More interesting is the science bit, with an item where Pete Lunn, a behavioural economist, shows with a simple experiment how consumers can easily be codded into spending more than they intended to if the shop manages to plant notion in their heads. It’s eerily easy to fool the public.
Documentaries dealing with the legacy of a prominent and good person tend to leave a warm glow. They’re like obituaries come to life, concerned not just with a life well lived but with what the person has left behind. There’s a satisfaction in watching and admiring that, even if the person’s death was too early, and a criminal tragedy.
In Veronica Guerin: A Legacy (RTÉ One, Monday) we see that the Dublin crime journalist lived every minute of her life to the full, on her own terms, with good friends and colleagues, and a loving husband and young son.

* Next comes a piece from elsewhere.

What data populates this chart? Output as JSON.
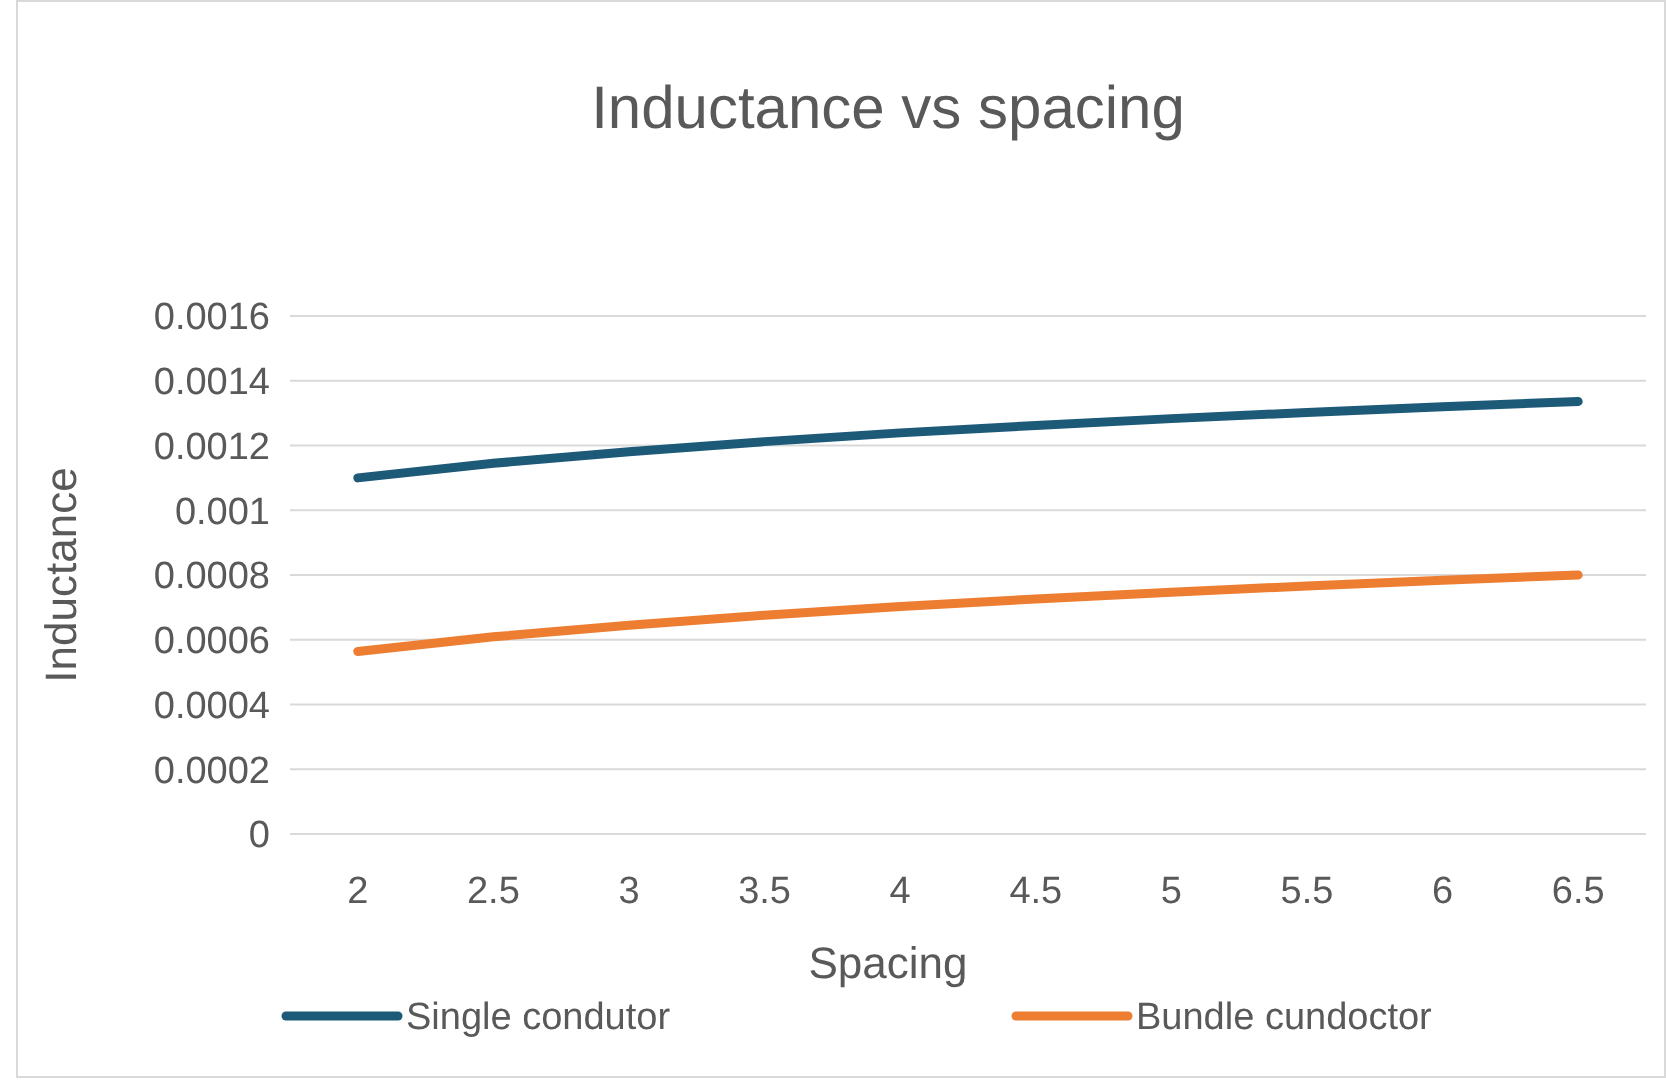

The interviews are warm and intimate and paint a picture of a tenacious, fearless journalist. Guerin loved her job, breaking big stories, fearlessly doorstepping drug kingpins and writing about them, revealing their great wealth and flashy lifestyles to an astonished public.
Before she was murdered in broad daylight, 20 years ago, Guerin had already been wounded in a shooting. Her home had been shot at, and she had been assaulted by the drug dealer John Gilligan. She well knew that, as her friend the broadcaster Matt Cooper says, businessmen might sue you but “when you’re dealing with criminals they’re going to hurt you”.
All this is vividly covered. But in tone and style A Legacy is an intimate portrayal, starting and ending with Guerin's husband, Graham, and son talking about her as a wife and mother.
The murder of Guerin revealed a criminal underworld that considered itself untouchable, and it prompted a shamed government to act by pushing through emergency legislation that led to the formation of the Criminal Assets Bureau. That’s a powerful, clearly defined legacy.
In her career sniffing out stories, Guerin, an accountant’s daughter, began with the follow-the-money principal. So an organisation with the power to seize suspected ill-gotten gains should have provided that warm-glow ending to the film.
But the director Sharon Dalton’s exploration of Guerin’s legacy goes further, and the glow quickly dims. News footage of recent drug-gang killings on the streets of Dublin is shown. “We had all these promises from the ministers at the time, and it was all going to be done and dusted,” says Graham. “Twenty years down the road we are back to stage one.”